Une liste controversée, puisque plusieurs experts n’ont pas manqué de faire remarquer que le taux de suicide dans cette entreprise est inférieur à la moyenne française. En effet, le taux de suicide des actifs français est de 19,6 pour 100.000 personnes, selon l’INSERM, contre 15 pour 100.000 chez France Télécom… « Peu importe que le taux de suicide soit supérieur ou non à la moyenne française. Vingt-cinq salariés qui se suicident en dix-huit mois, c’est déjà trop. Il est évident qu’il y a un mal-être collectif », estime le Pr Debout, président de l’Union nationale pour la prévention du suicide (UNPS). Même si le taux de suicide dans chaque activité professionnelle est très mal comptabilisé en France (lire page 3), les résultats de quelques enquêtes sur le sujet révèlent que plusieurs professions sont plus touchées que d’autres. Il s’agit notamment des agriculteurs, des médecins et des fonctionnaires de police. De même, avec 16 décès pour 24.000 surveillants entre janvier et octobre 2009, selon la CGT-Pénitentiaire, le personnel des prisons est particulièrement concerné. Face à ce fléau, les professions multiplient les initiatives de prévention.
La France est loin d’être exemplaire
La France est l’un des pays de l’Europe de l’Ouest le plus touchés par le suicide. En 2005, l’Hexagone présentait le taux de décès par suicide le plus élevé pour les hommes, derrière la Finlande, selon les chiffres du Centre d’épidémiologie sur les causes médicales de décès CEPIDC, de l’INSERM. Les Etats les plus méridionaux (la Grèce, l’Espagne et le Portugal) présentent, pour leur part, de faibles taux de suicide, comme le Royaume-Uni.

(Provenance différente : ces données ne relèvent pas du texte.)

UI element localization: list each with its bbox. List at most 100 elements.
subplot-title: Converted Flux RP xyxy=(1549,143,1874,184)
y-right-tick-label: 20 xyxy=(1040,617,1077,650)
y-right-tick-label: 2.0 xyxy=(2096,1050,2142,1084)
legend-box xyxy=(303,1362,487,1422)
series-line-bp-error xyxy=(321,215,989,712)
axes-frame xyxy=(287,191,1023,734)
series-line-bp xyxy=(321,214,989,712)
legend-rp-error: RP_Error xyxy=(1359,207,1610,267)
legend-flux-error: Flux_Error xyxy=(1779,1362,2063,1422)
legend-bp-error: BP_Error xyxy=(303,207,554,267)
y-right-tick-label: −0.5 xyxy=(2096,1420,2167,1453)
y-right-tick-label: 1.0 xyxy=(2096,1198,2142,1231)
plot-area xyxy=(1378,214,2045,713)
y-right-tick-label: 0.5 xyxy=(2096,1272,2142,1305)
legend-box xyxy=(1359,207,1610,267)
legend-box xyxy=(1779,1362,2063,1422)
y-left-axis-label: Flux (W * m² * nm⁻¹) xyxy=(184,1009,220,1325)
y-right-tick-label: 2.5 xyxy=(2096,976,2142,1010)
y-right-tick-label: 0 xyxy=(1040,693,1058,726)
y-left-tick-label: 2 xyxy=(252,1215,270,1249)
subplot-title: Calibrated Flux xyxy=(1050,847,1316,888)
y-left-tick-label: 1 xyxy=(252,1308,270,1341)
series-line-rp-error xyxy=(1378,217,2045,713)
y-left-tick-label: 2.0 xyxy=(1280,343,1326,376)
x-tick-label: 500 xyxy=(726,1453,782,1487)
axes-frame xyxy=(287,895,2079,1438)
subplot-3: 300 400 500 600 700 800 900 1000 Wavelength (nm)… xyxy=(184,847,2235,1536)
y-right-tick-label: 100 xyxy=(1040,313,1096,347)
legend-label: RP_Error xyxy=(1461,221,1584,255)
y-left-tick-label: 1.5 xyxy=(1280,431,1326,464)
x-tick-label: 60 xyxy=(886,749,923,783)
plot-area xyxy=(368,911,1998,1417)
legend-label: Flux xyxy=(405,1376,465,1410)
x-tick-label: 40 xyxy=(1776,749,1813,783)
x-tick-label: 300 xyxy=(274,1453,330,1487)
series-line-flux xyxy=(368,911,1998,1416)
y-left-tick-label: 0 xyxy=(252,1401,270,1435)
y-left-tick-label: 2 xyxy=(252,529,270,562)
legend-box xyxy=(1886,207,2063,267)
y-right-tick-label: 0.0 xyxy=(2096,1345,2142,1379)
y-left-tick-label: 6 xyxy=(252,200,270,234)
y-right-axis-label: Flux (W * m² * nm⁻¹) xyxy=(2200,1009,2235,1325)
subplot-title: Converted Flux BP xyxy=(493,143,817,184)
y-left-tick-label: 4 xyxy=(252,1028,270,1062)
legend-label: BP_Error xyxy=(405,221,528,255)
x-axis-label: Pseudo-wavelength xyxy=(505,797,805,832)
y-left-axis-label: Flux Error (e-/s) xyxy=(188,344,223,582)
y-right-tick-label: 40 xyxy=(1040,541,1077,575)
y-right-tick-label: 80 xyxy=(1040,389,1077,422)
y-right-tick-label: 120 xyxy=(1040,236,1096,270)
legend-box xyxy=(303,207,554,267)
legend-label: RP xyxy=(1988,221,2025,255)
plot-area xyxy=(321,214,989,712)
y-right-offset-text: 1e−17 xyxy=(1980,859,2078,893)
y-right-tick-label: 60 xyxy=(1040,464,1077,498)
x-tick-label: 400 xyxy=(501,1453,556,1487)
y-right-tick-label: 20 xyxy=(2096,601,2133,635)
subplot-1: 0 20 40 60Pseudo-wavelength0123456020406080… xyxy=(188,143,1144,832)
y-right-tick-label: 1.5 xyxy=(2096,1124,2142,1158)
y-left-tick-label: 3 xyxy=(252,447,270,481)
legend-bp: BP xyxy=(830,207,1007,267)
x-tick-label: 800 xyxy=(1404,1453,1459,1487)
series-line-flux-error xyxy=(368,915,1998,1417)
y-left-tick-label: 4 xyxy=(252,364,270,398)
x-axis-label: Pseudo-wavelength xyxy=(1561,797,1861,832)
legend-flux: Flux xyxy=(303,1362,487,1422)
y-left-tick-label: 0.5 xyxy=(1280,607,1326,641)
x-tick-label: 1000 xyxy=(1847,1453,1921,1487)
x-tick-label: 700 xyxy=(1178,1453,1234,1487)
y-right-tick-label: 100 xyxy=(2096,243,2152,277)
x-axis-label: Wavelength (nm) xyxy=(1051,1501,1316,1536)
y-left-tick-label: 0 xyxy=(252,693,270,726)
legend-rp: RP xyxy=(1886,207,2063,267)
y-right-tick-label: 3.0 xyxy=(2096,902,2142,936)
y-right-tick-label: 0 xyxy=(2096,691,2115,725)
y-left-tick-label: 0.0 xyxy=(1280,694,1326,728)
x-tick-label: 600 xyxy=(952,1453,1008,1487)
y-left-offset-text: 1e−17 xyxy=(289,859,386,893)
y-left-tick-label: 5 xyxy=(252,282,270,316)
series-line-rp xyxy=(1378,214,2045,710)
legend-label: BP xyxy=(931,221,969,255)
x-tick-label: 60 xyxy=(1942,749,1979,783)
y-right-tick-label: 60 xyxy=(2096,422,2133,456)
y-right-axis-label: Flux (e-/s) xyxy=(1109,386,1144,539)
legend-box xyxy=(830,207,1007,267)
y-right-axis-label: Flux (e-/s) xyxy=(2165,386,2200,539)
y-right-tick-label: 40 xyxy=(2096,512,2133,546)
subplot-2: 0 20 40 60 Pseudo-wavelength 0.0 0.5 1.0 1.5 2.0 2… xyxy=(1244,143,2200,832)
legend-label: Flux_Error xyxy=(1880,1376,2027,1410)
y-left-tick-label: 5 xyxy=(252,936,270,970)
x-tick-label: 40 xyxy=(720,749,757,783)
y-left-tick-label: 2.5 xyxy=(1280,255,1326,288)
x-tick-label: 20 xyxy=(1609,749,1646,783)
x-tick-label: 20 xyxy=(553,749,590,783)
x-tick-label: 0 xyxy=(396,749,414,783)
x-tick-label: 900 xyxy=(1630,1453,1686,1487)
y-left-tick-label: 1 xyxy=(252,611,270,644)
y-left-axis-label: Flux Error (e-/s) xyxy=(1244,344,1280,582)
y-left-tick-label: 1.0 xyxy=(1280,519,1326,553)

Quel que soit le pays, le taux de suicide des femmes est nettement inférieur à celui des hommes, mais la France se situe également à la deuxième place en la matière. « Les agrandissements successifs de l’Union européenne (UE) ont joué en notre faveur : notre position est moins dramatique à cette échelle », ironise Eric Jougla, directeur du CEPIDC INSERM. En effet, au sein des 27 pays de l’UE, c’est la Lituanie qui affiche le taux de décès par suicide le plus élevé, suivie de la Hongrie et de la Lettonie. L’Hexagone occupe le 7e rang pour les hommes et le 5e pour les femmes. « La France est mal classée pour toutes les causes de décès dites “prématurées” ou “évitables”, comme la surconsommation d’alcool, de tabac, les accidents de la route et les suicides. Nous avons un retard important en termes d’actions de prévention, mais cela s’arrange peu à peu », conclut l’expert.